The summer seems to be a great season for patriotism. It begins with Memorial Day and ends with Labor Day, well not officially, but certainly in practical terms. Both these holidays celebrate what has made and still makes the U.S. the U.S. – people. In between these holidays, of course, we have Flag Day and Independence Day. July does seem to represent the peak of summer and, I think, the peak of summer patriotic fervor, perhaps a lasting effect of the fireworks and cook-outs. Between the celebrations of people, we celebrate nationhood, freedom and this great land.
Just like a church, however, a nation does not exist without people. The land certainly does, but it is the people who make it a social, political and communal place. Freedom is an empty concept without people – the freedoms we celebrate are those that are the inalienable rights of the people of this land. But just who are these people, you know, the ones who have had this freedom?
The Declaration of Independence, the reason to celebrate the July 4th holiday, states, “We hold these truths to be self-evident, that all men are created equal, that they are endowed by their Creator with certain unalienable Rights, that among these are Life, Liberty and the pursuit of Happiness.” Of course, any member of the congregation will explain that when we say ‘men’ or ‘man’ we mean women, too. But when the Declaration said “men”, it actually meant men, at least until August 18, 1920, when women were recognized as voting citizens. And, if it did not originally include women, who else did it exclude?
Perhaps the Naturalization Act of 1790 sheds light on that subject. It stipulates “any alien, being a free white person, may be admitted to become a citizen of the United States”. The use of the word “white” in that Act is now blatantly racist and exclusionary. It is not too difficult to understand why Native Americans, African Americans, Asian Americans, Polynesian Americans, Hispanic Americans … etc. – it is not too difficult to understand why these folks might wonder over this celebration of independence, at least the 1776 date attributed to the occurrence.
“White” is not, however, the only word that was used to limit immigration, residency and citizenship in these the United States of America. The word “free” had some very interesting connotations, as well. The inscription on the Statue of Liberty reads, “Give me your tired, your poor, your huddled masses yearning to breathe free, the wretched refuse of your teeming shore.” But as each new wave of immigrants from Europe can attest, while that may have been the intention, the reality with which they were faced was considerably different.

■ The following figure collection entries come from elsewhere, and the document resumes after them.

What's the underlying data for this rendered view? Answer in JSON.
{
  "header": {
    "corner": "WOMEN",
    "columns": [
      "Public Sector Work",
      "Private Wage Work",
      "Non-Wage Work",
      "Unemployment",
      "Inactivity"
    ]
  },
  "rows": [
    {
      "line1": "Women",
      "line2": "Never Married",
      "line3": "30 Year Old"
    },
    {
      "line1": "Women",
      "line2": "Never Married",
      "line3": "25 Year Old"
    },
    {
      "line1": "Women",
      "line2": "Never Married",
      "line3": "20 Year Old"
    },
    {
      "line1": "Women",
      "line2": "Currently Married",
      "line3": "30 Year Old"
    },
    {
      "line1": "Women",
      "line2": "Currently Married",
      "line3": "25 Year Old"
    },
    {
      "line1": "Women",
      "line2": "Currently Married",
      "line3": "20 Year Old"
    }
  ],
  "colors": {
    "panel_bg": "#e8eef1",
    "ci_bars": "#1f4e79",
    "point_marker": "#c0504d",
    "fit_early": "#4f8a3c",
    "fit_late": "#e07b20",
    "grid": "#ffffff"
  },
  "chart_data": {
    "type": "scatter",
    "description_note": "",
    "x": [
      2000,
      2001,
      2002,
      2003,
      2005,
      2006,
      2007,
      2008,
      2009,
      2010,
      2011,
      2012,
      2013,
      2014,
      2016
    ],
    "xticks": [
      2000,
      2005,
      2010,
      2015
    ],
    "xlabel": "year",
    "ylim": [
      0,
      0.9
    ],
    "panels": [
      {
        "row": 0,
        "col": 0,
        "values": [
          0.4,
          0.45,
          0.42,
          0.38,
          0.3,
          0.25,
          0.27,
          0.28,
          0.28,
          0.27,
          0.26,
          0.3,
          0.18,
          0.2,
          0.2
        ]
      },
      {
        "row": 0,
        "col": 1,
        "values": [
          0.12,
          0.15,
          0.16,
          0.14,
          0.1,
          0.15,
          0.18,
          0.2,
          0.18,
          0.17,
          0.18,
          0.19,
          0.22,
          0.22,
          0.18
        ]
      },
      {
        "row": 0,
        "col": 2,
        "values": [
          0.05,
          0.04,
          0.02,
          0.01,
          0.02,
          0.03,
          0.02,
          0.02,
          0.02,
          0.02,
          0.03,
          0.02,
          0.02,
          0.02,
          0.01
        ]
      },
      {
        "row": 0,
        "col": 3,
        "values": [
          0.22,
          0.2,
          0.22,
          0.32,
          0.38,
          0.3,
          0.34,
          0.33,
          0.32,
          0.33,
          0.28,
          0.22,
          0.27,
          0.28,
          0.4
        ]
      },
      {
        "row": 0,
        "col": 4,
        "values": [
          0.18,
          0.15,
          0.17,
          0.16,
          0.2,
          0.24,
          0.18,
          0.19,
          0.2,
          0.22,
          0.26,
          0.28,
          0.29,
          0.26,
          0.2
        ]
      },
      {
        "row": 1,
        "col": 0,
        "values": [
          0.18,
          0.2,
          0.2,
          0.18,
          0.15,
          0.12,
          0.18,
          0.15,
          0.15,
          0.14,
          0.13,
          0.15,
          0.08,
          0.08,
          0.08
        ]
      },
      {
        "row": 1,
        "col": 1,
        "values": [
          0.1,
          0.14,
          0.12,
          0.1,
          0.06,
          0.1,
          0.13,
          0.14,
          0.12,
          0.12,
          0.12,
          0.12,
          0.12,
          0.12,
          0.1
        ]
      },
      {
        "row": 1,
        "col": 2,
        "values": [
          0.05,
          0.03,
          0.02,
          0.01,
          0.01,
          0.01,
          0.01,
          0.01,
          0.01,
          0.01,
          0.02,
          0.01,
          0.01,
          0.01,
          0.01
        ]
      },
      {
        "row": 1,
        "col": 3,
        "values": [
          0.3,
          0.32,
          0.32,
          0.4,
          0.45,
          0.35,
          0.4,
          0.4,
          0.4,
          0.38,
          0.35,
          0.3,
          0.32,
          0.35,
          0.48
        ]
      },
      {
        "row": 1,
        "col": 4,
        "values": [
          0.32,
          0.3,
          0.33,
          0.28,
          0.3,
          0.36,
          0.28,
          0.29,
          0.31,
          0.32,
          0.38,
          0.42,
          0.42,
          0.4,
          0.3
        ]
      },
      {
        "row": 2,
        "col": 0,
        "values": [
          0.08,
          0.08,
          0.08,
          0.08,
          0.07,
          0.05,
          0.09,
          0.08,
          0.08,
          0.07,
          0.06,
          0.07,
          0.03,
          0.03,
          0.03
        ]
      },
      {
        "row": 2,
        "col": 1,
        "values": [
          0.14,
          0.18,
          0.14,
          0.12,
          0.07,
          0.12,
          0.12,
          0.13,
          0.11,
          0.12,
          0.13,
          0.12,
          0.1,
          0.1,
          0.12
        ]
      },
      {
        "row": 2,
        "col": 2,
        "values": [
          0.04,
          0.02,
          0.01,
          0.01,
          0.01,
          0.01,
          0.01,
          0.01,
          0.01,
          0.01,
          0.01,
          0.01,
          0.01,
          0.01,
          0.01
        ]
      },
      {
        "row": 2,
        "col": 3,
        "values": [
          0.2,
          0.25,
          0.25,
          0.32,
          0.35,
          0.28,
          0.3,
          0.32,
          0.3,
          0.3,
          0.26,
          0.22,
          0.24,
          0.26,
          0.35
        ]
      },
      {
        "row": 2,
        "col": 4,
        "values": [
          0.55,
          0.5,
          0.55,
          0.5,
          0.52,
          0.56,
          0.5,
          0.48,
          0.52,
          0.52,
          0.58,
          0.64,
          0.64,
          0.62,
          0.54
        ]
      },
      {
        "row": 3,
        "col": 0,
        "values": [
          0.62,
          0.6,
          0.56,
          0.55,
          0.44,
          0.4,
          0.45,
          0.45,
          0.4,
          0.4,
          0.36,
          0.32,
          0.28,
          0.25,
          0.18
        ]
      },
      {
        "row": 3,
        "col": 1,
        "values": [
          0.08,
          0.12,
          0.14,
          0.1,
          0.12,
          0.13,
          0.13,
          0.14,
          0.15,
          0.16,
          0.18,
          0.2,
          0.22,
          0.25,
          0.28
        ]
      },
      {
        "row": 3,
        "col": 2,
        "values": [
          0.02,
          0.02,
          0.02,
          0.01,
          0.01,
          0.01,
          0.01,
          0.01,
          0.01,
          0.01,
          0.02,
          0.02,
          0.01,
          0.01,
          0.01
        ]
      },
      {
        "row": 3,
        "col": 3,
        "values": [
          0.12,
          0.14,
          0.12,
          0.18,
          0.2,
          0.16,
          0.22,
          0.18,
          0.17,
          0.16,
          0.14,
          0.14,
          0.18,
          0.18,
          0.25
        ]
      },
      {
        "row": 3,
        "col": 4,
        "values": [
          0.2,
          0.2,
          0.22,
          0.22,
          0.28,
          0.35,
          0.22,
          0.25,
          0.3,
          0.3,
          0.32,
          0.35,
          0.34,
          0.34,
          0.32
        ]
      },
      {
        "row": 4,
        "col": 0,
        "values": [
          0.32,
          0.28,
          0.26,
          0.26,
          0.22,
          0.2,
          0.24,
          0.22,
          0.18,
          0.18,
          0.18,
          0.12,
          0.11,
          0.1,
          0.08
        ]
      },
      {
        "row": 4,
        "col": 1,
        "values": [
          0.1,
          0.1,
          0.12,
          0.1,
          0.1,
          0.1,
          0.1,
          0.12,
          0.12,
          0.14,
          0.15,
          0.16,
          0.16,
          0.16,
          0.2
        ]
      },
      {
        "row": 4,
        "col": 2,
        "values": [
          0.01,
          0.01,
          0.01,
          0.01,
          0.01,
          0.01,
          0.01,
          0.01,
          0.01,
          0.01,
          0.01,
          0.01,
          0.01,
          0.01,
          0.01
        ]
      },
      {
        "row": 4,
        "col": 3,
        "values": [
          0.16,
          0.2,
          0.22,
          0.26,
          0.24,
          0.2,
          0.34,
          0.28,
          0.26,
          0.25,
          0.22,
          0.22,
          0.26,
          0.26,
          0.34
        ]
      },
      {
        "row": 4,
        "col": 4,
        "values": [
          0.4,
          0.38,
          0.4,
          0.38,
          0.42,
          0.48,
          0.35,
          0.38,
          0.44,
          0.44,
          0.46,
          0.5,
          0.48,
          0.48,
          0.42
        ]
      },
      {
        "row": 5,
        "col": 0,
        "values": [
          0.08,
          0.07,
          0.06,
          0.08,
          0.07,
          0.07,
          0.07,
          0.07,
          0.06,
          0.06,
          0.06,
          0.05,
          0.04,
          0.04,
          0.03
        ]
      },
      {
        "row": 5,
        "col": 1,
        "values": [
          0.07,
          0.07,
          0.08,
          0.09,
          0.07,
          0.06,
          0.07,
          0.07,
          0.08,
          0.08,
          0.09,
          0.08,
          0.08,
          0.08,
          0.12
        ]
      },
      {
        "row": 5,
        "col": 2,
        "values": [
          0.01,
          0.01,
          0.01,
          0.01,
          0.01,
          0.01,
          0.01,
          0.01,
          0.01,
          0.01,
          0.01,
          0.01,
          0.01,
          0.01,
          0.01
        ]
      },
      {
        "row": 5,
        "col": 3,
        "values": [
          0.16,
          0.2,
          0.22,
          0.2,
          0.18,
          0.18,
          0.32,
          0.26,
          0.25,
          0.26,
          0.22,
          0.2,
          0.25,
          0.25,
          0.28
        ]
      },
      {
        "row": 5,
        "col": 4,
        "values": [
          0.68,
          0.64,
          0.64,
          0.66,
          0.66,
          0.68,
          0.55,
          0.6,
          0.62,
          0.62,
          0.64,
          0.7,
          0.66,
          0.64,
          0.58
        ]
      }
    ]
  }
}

Each new immigrant group from England, Ireland, Scotland, Scandinavia, Germany, Italy – and so on – each new group experienced distrust, discrimination and oppression. That is generally because most immigrants did not fall into the category of “free”. Those who were considered “free” were those who were not escaping hardships like poverty, famine, religious intolerance or political persecution – and most of our ancestors didn’t immediately qualify.
So progressively, after arriving, each new wave of immigrants fled into the hinterlands – generally west – to establish communities of like people away from the different people who were here before them. There they relied on their own ingenuity, culture, traditions and, yes, language, to carve out a new life – a life that for many eventually more closely approached the ideal.
And another thing happened – these newer populations distrusted, discriminated against and oppressed the new immigrants that followed them. This, of course, hasn’t stopped. Just ask the people from Southern Mexico and other Central and South American countries who are coming here for the very same reasons that our ancestors did, and are experiencing the same kind of discrimination.
So what does this have to do with our faith? Well, perhaps we need to revisit the message of the Prophets of the Hebrew Scriptures, or the words of Jesus. The prophets spoke of God’s dismay at Israel’s rejection and oppression of the stranger and immigrant. Jesus talked of an integral part of being a follower, “loving your neighbor as yourself.” That must mean welcoming and caring for the immigrant as someone who is just like your ancestors – your family – like you.
Jesus and the Hebrew prophets had a radical message, for their times, to an Israel that was exclusive, nationalistic and protectionist. We have since dropped that radical stand and are reflecting the U.S. culture back to itself. We ignore Jesus’ message when we repeat the popular, cultural rhetoric about exclusion, nationalism and protectionism. Makes one wonder what would happen if a dark-skinned, middle-Eastern, Aramaic speaking, poor and homeless Jesus came to one of our church doors, doesn’t it?